Most alternative medicine is totally harmless and passes through your body unabsorbed. However, some of it causes harm, either through creating toxicity or interacting poorly with the scientifically tested medicines someone might be taking. The other problem is that many people, instead of using complementary alternative medicine, use it to the exclusion of Western medicine. There are many stories of cancer patients abandoning chemotherapy for alternative medicine and reporting that they feel better within a few days.
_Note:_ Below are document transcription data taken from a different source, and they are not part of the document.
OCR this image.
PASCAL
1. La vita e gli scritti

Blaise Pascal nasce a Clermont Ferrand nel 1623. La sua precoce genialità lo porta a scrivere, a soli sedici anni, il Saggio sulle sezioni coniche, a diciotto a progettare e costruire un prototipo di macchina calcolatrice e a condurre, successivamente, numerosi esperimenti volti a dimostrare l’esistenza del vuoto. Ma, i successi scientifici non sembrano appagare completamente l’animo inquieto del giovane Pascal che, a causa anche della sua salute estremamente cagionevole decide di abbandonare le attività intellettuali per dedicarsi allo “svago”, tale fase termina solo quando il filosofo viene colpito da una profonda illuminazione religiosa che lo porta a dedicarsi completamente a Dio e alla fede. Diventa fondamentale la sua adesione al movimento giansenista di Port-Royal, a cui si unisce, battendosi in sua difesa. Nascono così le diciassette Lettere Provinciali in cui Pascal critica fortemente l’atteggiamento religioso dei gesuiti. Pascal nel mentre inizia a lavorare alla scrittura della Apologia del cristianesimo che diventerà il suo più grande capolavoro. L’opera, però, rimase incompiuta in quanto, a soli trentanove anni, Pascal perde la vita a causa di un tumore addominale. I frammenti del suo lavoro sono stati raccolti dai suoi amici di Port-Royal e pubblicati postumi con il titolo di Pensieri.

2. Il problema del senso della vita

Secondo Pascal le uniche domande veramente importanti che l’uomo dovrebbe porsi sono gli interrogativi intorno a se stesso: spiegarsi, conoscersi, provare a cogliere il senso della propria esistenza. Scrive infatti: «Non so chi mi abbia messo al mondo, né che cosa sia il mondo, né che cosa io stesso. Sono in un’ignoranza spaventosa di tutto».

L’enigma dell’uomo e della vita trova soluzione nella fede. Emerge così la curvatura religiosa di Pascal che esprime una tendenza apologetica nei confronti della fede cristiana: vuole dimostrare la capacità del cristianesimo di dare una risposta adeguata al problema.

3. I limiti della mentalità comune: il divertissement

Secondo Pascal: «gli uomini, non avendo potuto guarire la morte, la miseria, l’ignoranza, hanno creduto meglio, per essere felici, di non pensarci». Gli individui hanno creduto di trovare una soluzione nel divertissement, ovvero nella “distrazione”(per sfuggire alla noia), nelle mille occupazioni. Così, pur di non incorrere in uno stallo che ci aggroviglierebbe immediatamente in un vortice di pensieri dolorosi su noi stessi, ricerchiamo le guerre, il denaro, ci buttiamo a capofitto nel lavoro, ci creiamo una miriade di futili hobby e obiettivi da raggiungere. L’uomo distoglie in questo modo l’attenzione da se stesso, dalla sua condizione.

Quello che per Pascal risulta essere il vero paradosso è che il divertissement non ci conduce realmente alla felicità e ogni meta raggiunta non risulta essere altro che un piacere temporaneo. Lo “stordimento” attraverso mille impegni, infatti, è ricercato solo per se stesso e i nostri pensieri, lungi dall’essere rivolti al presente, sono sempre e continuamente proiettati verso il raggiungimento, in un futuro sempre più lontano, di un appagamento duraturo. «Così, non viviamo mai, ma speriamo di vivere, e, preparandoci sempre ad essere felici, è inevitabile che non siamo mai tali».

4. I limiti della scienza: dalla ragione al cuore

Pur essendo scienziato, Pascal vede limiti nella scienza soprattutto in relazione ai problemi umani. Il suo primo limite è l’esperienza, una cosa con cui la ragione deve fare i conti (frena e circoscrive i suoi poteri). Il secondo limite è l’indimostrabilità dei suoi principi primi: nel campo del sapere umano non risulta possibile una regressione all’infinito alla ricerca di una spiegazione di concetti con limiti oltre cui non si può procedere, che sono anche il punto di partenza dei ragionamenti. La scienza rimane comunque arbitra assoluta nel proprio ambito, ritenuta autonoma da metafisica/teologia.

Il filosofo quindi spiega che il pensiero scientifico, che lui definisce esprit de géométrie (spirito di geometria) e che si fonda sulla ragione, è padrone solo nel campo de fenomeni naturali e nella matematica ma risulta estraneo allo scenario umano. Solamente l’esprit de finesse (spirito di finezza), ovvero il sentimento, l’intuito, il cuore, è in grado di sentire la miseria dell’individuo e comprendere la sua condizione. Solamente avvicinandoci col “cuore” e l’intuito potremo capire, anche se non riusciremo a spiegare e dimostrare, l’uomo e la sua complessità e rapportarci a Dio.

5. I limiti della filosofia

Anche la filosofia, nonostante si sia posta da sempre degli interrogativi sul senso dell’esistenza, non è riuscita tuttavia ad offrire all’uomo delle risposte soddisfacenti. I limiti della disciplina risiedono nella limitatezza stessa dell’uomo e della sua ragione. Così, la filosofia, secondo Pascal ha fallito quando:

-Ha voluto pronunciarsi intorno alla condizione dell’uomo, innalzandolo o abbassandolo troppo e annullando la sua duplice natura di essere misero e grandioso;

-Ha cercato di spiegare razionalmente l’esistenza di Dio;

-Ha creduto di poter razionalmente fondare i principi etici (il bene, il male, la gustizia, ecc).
An article by David Gorski, who worked at a cancer center for many years, titled “Death by Alternative Medicine: Who’s to Blame?” references a case where a woman who had breast cancer refused any treatment even though there was a 93 percent chance of survival. She instead chose alternative medicine and three years later her tumor had grown and created a “five centimeter area of bleeding, disgusting goo.”
Medical doctors Marcia Angell and Jerome P. Kassirer sum up the argument against alternative medicine perfectly in their article “Alternative Medicine — The Risks of Untested and Unregulated Remedies.”
“There cannot be two kinds of medicine — conventional and alternative. There is only medicine that has been adequately tested and medicine that has not, medicine that works and medicine that may or may not work,” they wrote.
“Once a treatment has been tested rigorously, it no longer matters whether it was considered alternative at the outset. If it is found to be reasonably safe and effective, it will be accepted. But assertions, speculation and testimonials do not substitute for evidence. Alternative treatments should be subjected to scientific testing no less rigorous than that required for conventional treatments.”
Ultimately, people are free to make their own medical decisions, but I would hope they would at least put in the effort to make informed ones.